Claude Burfect reflects on a life of activism

February 23, 2025

MLK Labor spoke with retired WFSE Local 341 leader Claude Burfect about his lifelong activism, spanning civil rights to the labor movement.

 

Growing up in the Jim Crow South

Claude Burfect was born in New Orleans, Louisiana in 1942, deep in the heart of the Jim Crow era. His father died before his second birthday, leaving his mother to work multiple jobs cleaning houses to raise him and his three siblings.

Despite the segregation and injustice surrounding him, Burfect has fond memories of his early life in Louisiana. His close-knit family and community provided a foundation of support and belonging.

 

A Speech That Inspired a Life of Activism

At 15, Burfect attended a speech by NAACP President Roy Wilkins at Dillard University. Inspired, he embarked on a 70-year journey of activism. “My eyes were opened to the injustices around me,” Burfect recalls. “After hearing Roy Wilkins’ speech, I joined the NAACP and began organizing in my community.”

In addition to the NAACP, he organized with the Congress of Racial Equality (CORE) and the Student Nonviolent Coordinating Committee (SNCC), participating in marches, rallies, and sit-ins.  He took part in Freedom Rides alongside iconic civil rights leader John Lewis.

In 1963, his uncle Percy Murphy Griffin and Attorney Earl Amadee, both civil rights activists in Louisiana, worked with Reverend Joseph Vaughn of Saint Marks Missionary Baptist Church to send Burfect and members of his church to Martin Luther King Jr.’s March on Washington.

During these years of activism, Burfect was beaten by police multiple times, including one instance where a police baton fractured his skull. He knew of the lynching of friends and fellow activists who spoke out against racism and segregation.

 

Finding a New Life in Washington State

After graduating college in 1964, Burfect was drafted into the Vietnam War. While en route to an Army training base in Georgia, his mixed-race contingent stopped at a segregated restaurant that refused to seat him and other Black servicemembers indoors. In solidarity, the entire group refused to eat at the restaurant.

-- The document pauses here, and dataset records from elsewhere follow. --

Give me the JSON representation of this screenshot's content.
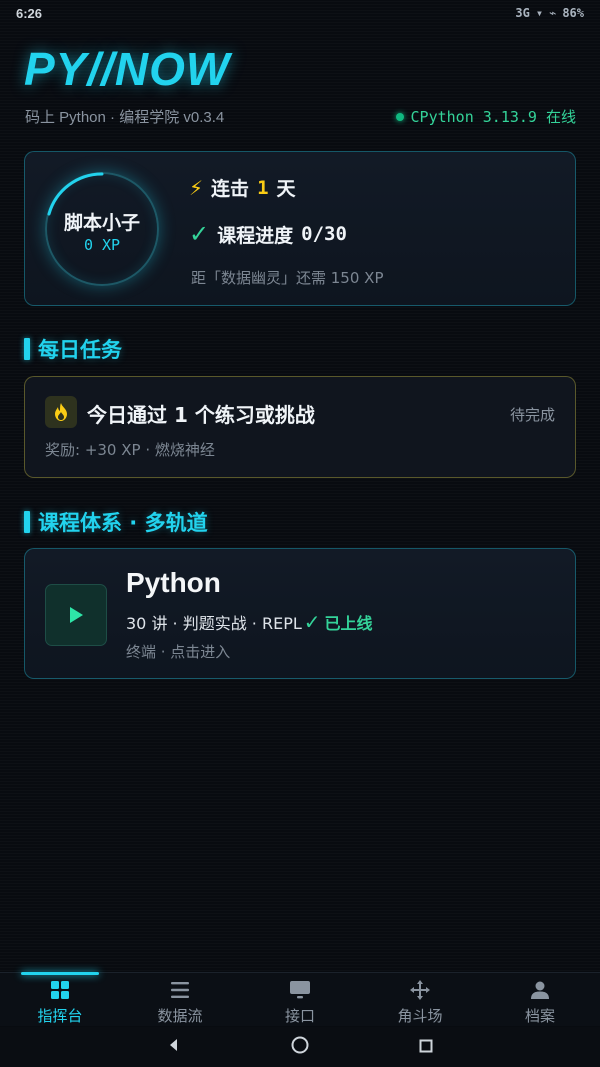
{
  "status_bar": {
    "time": "6:26",
    "network": "3G",
    "battery": "86%"
  },
  "app": {
    "logo": "PY//NOW",
    "subtitle": "码上 Python · 编程学院 v0.3.4",
    "runtime_status": "CPython 3.13.9 在线",
    "accent_color": "#22d3ee",
    "online_color": "#34d399"
  },
  "profile": {
    "rank": "脚本小子",
    "xp": "0 XP",
    "streak_prefix": "连击",
    "streak_days": "1",
    "streak_suffix": "天",
    "progress_label": "课程进度",
    "progress_value": "0/30",
    "next_rank_text": "距「数据幽灵」还需 150 XP"
  },
  "daily": {
    "section_title": "每日任务",
    "task_text": "今日通过 1 个练习或挑战",
    "task_status": "待完成",
    "reward_text": "奖励: +30 XP · 燃烧神经",
    "icon": "flame-icon"
  },
  "courses": {
    "section_title": "课程体系 · 多轨道",
    "items": [
      {
        "name": "Python",
        "meta": "30 讲 · 判题实战 · REPL",
        "status": "已上线",
        "hint": "终端 · 点击进入",
        "icon": "play-icon"
      }
    ]
  },
  "nav": {
    "items": [
      {
        "label": "指挥台",
        "icon": "dashboard-grid-icon",
        "active": true
      },
      {
        "label": "数据流",
        "icon": "list-icon",
        "active": false
      },
      {
        "label": "接口",
        "icon": "monitor-icon",
        "active": false
      },
      {
        "label": "角斗场",
        "icon": "move-arrows-icon",
        "active": false
      },
      {
        "label": "档案",
        "icon": "person-icon",
        "active": false
      }
    ]
  }
}
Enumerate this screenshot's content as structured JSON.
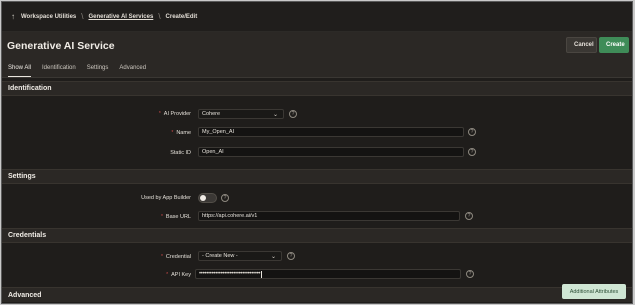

After serving for two years, he was discharged from the Army at Fort Lewis in Washington State. In his early 20s, far from home, he chose to stay in the Pacific Northwest, drawn by its economic opportunities. He took a unionized job at Boeing and signed his IAM District 751 union card on his first day.

The equal treatment guaranteed by his union contract was life-changing, and he soon became a shop steward. “The union allowed me to use my passion for helping others. I was able to support workers of all colors and ensure they were treated equally,” Burfect says. “If I had returned to the South, where unions were much weaker, I wouldn’t have been able to do this.”

 

From Civil Rights Activist to Union Leader

By the 1970s, the United States was rapidly changing. Burfect was building a new life in Seattle but remained motivated by the grave injustices he experienced a decade earlier. He saw an opportunity to continue fighting for racial equality through union activism.

He took a job teaching Math and Language Arts at Madrona Middle School in Seattle, joining the Seattle Education Association, and then became a political reporter for the Seattle Times in Olympia. There, he joined the Newspaper Guild and founded a Black Caucus to increase diversity at the Times.

Burfect took a job working for Washington State in the 1990s where he stayed until his retirement in 2013. During this time, he became active in his union, WFSE/AFSCME Local 341, serving as Local President for 12 years and briefly as a Union Representative.

“My guiding principle as a union activist was that I wanted to see things get better for everybody,” he notes. “Having a union gave me opportunities I never would have had. I want others to experience what I did.”

In addition to his work with WFSE, Burfect has been active with the Seattle King County NAACP, where he served as First Vice President, and the Coalition of Black Trade Unionists (CBTU) Puget Sound Chapter. He continues to serve on the MLK Labor Executive Board.

 

Bridging the Divide

Despite a lifetime of activism, Burfect remains committed to improving the world. “We still have a lot of work to do, even within the labor movement,” he notes. “Our unions are splintered along the same lines as our country. We need to bridge that divide.”